The Doctor is stuck in the TARDIS because, having two hearts, he could succumb to the plague, but gives Rory the sonic screwdriver and other tools so he can explore the complex. He finds Amy, 36 years older and embittered. The Doctor and Rory encourage older Amy to find younger Amy in another time-stream, but if she does, the older Amy will cease to exist. If they take the older Amy on board the TARDIS, they will not be able to find the younger one. Eventually, they are brought together and the younger one convinces the older one to change her mind by asking her to think of Rory. The Doctor brings the two Amys into the same time-stream. Rory takes the younger one into the TARDIS. The Doctor locks the older one out, who tells Rory to move on without her.
This was a low-budget doctor-lite episode, but it received positive reviews, mostly because of Karen Gillan’s performance. She played both Amys, using makeup and prosthetics and developing a different body-language for the aged version. It was nominated for a Hugo but lost to The Doctor’s Wife. The older Amy was modelled after Scathach N-‘unanaind, a red-headed Scottish warrior woman in Celtic mythology. In the Curse of the Black Spot episode, Amy wielded a cutlass; here it was a Samurai sword.

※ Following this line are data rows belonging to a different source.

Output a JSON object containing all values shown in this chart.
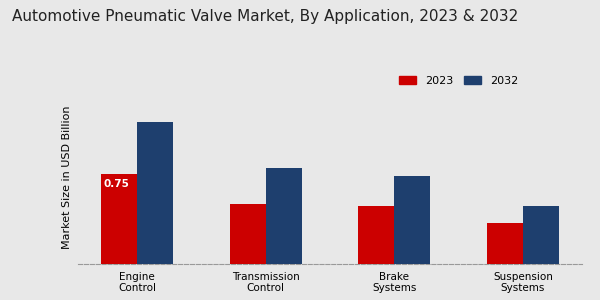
{
  "title": "Automotive Pneumatic Valve Market, By Application, 2023 & 2032",
  "ylabel": "Market Size in USD Billion",
  "categories": [
    "Engine\nControl",
    "Transmission\nControl",
    "Brake\nSystems",
    "Suspension\nSystems"
  ],
  "values_2023": [
    0.75,
    0.5,
    0.48,
    0.34
  ],
  "values_2032": [
    1.18,
    0.8,
    0.73,
    0.48
  ],
  "color_2023": "#cc0000",
  "color_2032": "#1e3f6e",
  "annotation_label": "0.75",
  "annotation_bar_index": 0,
  "background_color": "#e8e8e8",
  "bar_width": 0.28,
  "ylim": [
    0,
    1.45
  ],
  "legend_labels": [
    "2023",
    "2032"
  ],
  "title_fontsize": 11,
  "axis_label_fontsize": 8,
  "tick_fontsize": 7.5,
  "legend_fontsize": 8
}
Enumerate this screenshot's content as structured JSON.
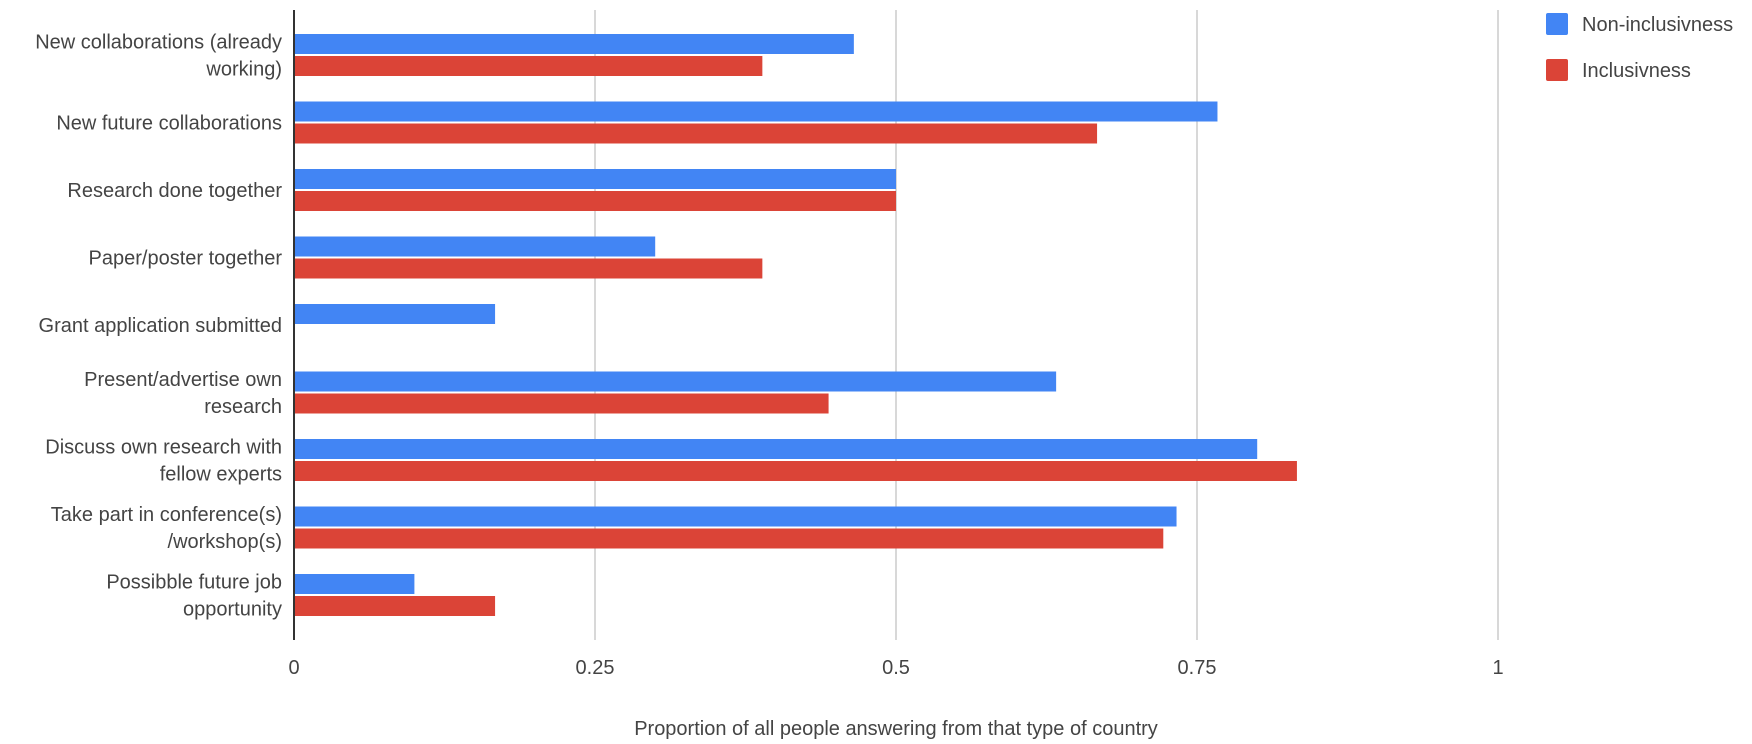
{
  "chart_data": {
    "type": "bar",
    "orientation": "horizontal",
    "categories": [
      [
        "New collaborations (already",
        "working)"
      ],
      [
        "New future collaborations"
      ],
      [
        "Research done together"
      ],
      [
        "Paper/poster together"
      ],
      [
        "Grant application submitted"
      ],
      [
        "Present/advertise own",
        "research"
      ],
      [
        "Discuss own research with",
        "fellow experts"
      ],
      [
        "Take part in conference(s)",
        "/workshop(s)"
      ],
      [
        "Possibble future job",
        "opportunity"
      ]
    ],
    "series": [
      {
        "name": "Non-inclusivness",
        "color": "#4285f4",
        "values": [
          0.465,
          0.767,
          0.5,
          0.3,
          0.167,
          0.633,
          0.8,
          0.733,
          0.1
        ]
      },
      {
        "name": "Inclusivness",
        "color": "#db4437",
        "values": [
          0.389,
          0.667,
          0.5,
          0.389,
          0,
          0.444,
          0.833,
          0.722,
          0.167
        ]
      }
    ],
    "xlim": [
      0,
      1
    ],
    "xticks": [
      0,
      0.25,
      0.5,
      0.75,
      1
    ],
    "xtick_labels": [
      "0",
      "0.25",
      "0.5",
      "0.75",
      "1"
    ],
    "xlabel": "Proportion of all people answering from that type of country",
    "ylabel": "",
    "title": "",
    "grid": true,
    "legend_position": "top-right"
  }
}
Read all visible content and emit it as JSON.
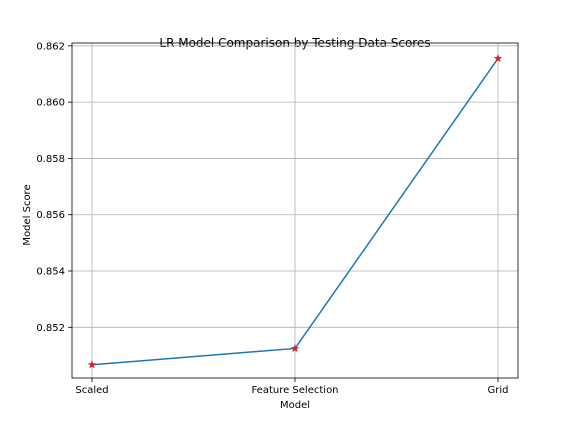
{
  "chart_data": {
    "type": "line",
    "title": "LR Model Comparison by Testing Data Scores",
    "xlabel": "Model",
    "ylabel": "Model Score",
    "categories": [
      "Scaled",
      "Feature Selection",
      "Grid"
    ],
    "series": [
      {
        "values": [
          0.85067,
          0.85125,
          0.86155
        ]
      }
    ],
    "ylim": [
      0.8502,
      0.8621
    ],
    "yticks": [
      0.852,
      0.854,
      0.856,
      0.858,
      0.86,
      0.862
    ],
    "ytick_labels": [
      "0.852",
      "0.854",
      "0.856",
      "0.858",
      "0.860",
      "0.862"
    ],
    "grid": true,
    "line_color": "#1f77b4",
    "marker": "star",
    "marker_color": "#d62728"
  }
}
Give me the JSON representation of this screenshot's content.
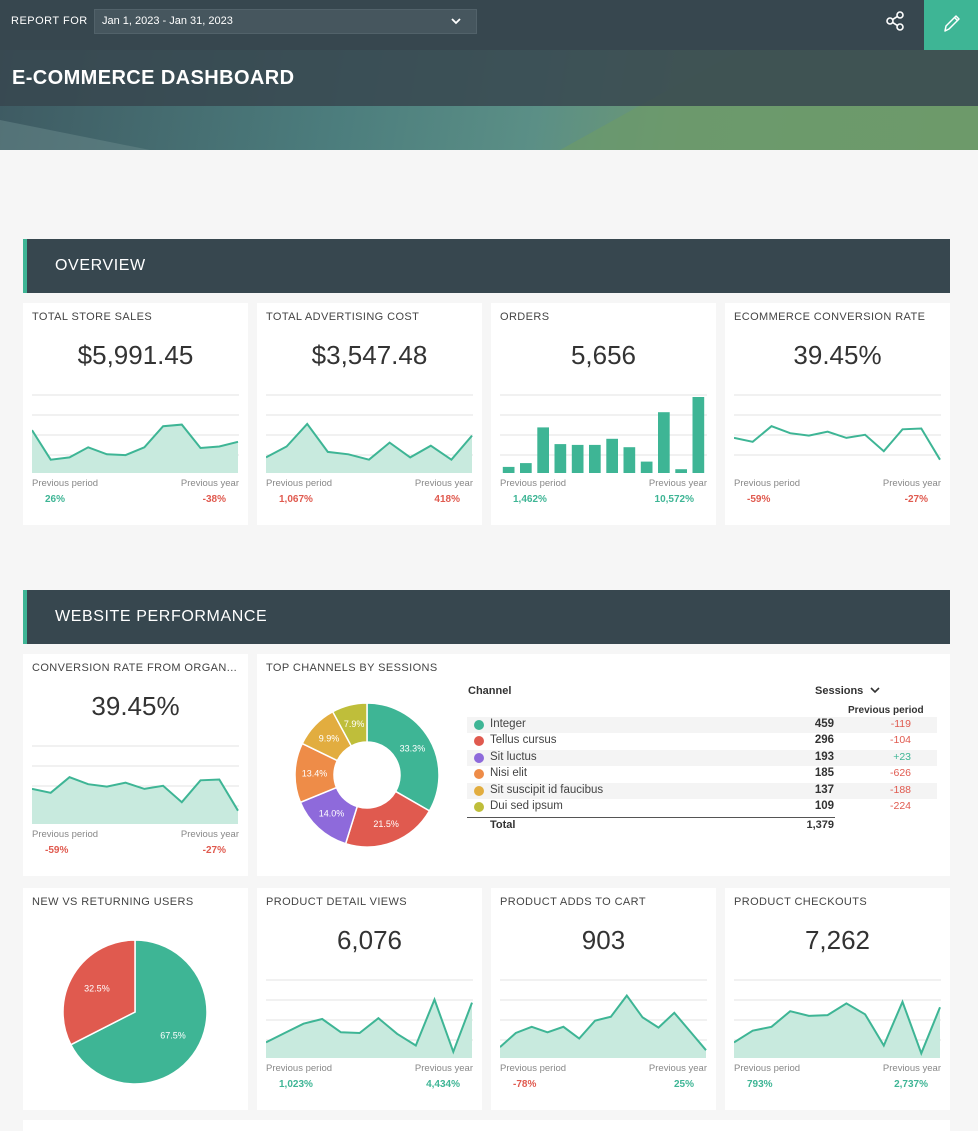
{
  "header": {
    "report_for": "REPORT FOR",
    "date_range": "Jan 1, 2023 - Jan 31, 2023",
    "title": "E-COMMERCE DASHBOARD"
  },
  "colors": {
    "accent": "#3eb595",
    "negative": "#e05a4f",
    "header_bg": "#37474f"
  },
  "sections": {
    "overview": "OVERVIEW",
    "website": "WEBSITE PERFORMANCE"
  },
  "labels": {
    "previous_period": "Previous period",
    "previous_year": "Previous year"
  },
  "kpis": {
    "total_store_sales": {
      "title": "TOTAL STORE SALES",
      "value": "$5,991.45",
      "prev_period": "26%",
      "prev_year": "-38%",
      "series": [
        55,
        17,
        20,
        33,
        24,
        23,
        33,
        60,
        62,
        32,
        34,
        40
      ]
    },
    "total_ad_cost": {
      "title": "TOTAL ADVERTISING COST",
      "value": "$3,547.48",
      "prev_period": "1,067%",
      "prev_year": "418%",
      "series": [
        20,
        34,
        63,
        27,
        24,
        17,
        39,
        20,
        35,
        17,
        48
      ]
    },
    "orders": {
      "title": "ORDERS",
      "value": "5,656",
      "prev_period": "1,462%",
      "prev_year": "10,572%",
      "bars": [
        8,
        13,
        60,
        38,
        37,
        37,
        45,
        34,
        15,
        80,
        5,
        100
      ]
    },
    "ecommerce_conversion": {
      "title": "ECOMMERCE CONVERSION RATE",
      "value": "39.45%",
      "prev_period": "-59%",
      "prev_year": "-27%",
      "series": [
        45,
        40,
        60,
        51,
        48,
        53,
        45,
        49,
        28,
        56,
        57,
        17
      ]
    },
    "conversion_organic": {
      "title": "CONVERSION RATE FROM ORGAN...",
      "value": "39.45%",
      "prev_period": "-59%",
      "prev_year": "-27%",
      "series": [
        45,
        40,
        60,
        51,
        48,
        53,
        45,
        49,
        28,
        56,
        57,
        17
      ]
    },
    "product_detail_views": {
      "title": "PRODUCT DETAIL VIEWS",
      "value": "6,076",
      "prev_period": "1,023%",
      "prev_year": "4,434%",
      "series": [
        20,
        32,
        44,
        50,
        33,
        32,
        51,
        31,
        16,
        75,
        8,
        71
      ]
    },
    "product_adds_to_cart": {
      "title": "PRODUCT ADDS TO CART",
      "value": "903",
      "prev_period": "-78%",
      "prev_year": "25%",
      "series": [
        14,
        32,
        40,
        33,
        40,
        25,
        48,
        53,
        80,
        52,
        39,
        58,
        34,
        10
      ]
    },
    "product_checkouts": {
      "title": "PRODUCT CHECKOUTS",
      "value": "7,262",
      "prev_period": "793%",
      "prev_year": "2,737%",
      "series": [
        20,
        35,
        40,
        60,
        54,
        55,
        70,
        56,
        16,
        72,
        6,
        65
      ]
    }
  },
  "channels": {
    "title": "TOP CHANNELS BY SESSIONS",
    "col_channel": "Channel",
    "col_sessions": "Sessions",
    "col_prev": "Previous period",
    "total_label": "Total",
    "total_value": "1,379",
    "rows": [
      {
        "name": "Integer",
        "value": "459",
        "prev": "-119",
        "color": "#3eb595"
      },
      {
        "name": "Tellus cursus",
        "value": "296",
        "prev": "-104",
        "color": "#e05a4f"
      },
      {
        "name": "Sit luctus",
        "value": "193",
        "prev": "+23",
        "color": "#8e6adb"
      },
      {
        "name": "Nisi elit",
        "value": "185",
        "prev": "-626",
        "color": "#ee8c48"
      },
      {
        "name": "Sit suscipit id faucibus",
        "value": "137",
        "prev": "-188",
        "color": "#e2ad3f"
      },
      {
        "name": "Dui sed ipsum",
        "value": "109",
        "prev": "-224",
        "color": "#bfbe3a"
      }
    ]
  },
  "chart_data": [
    {
      "type": "pie",
      "title": "TOP CHANNELS BY SESSIONS",
      "categories": [
        "Integer",
        "Tellus cursus",
        "Sit luctus",
        "Nisi elit",
        "Sit suscipit id faucibus",
        "Dui sed ipsum"
      ],
      "values": [
        33.3,
        21.5,
        14.0,
        13.4,
        9.9,
        7.9
      ],
      "labels": [
        "33.3%",
        "21.5%",
        "14.0%",
        "13.4%",
        "9.9%",
        "7.9%"
      ],
      "colors": [
        "#3eb595",
        "#e05a4f",
        "#8e6adb",
        "#ee8c48",
        "#e2ad3f",
        "#bfbe3a"
      ]
    },
    {
      "type": "pie",
      "title": "NEW VS RETURNING USERS",
      "values": [
        67.5,
        32.5
      ],
      "labels": [
        "67.5%",
        "32.5%"
      ],
      "colors": [
        "#3eb595",
        "#e05a4f"
      ]
    }
  ],
  "new_vs_returning": {
    "title": "NEW VS RETURNING USERS"
  }
}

The cast included only the three main characters, plus one other, plus Imelda Staunton’s voice, and three uncredited actors playing robots. For cast-list brevity, it was beaten out by the William Hartnell episode The Edge of Destruction in 1963, which had only four characters, unless you count the TARDIS. Always thinking, in this episode the TARDIS brought the Doctor straight to the quarantine area, saving his life. As she had said, “I always took you where you needed to go.” The Doctor, however, came off a bit like a callous and manipulative liar.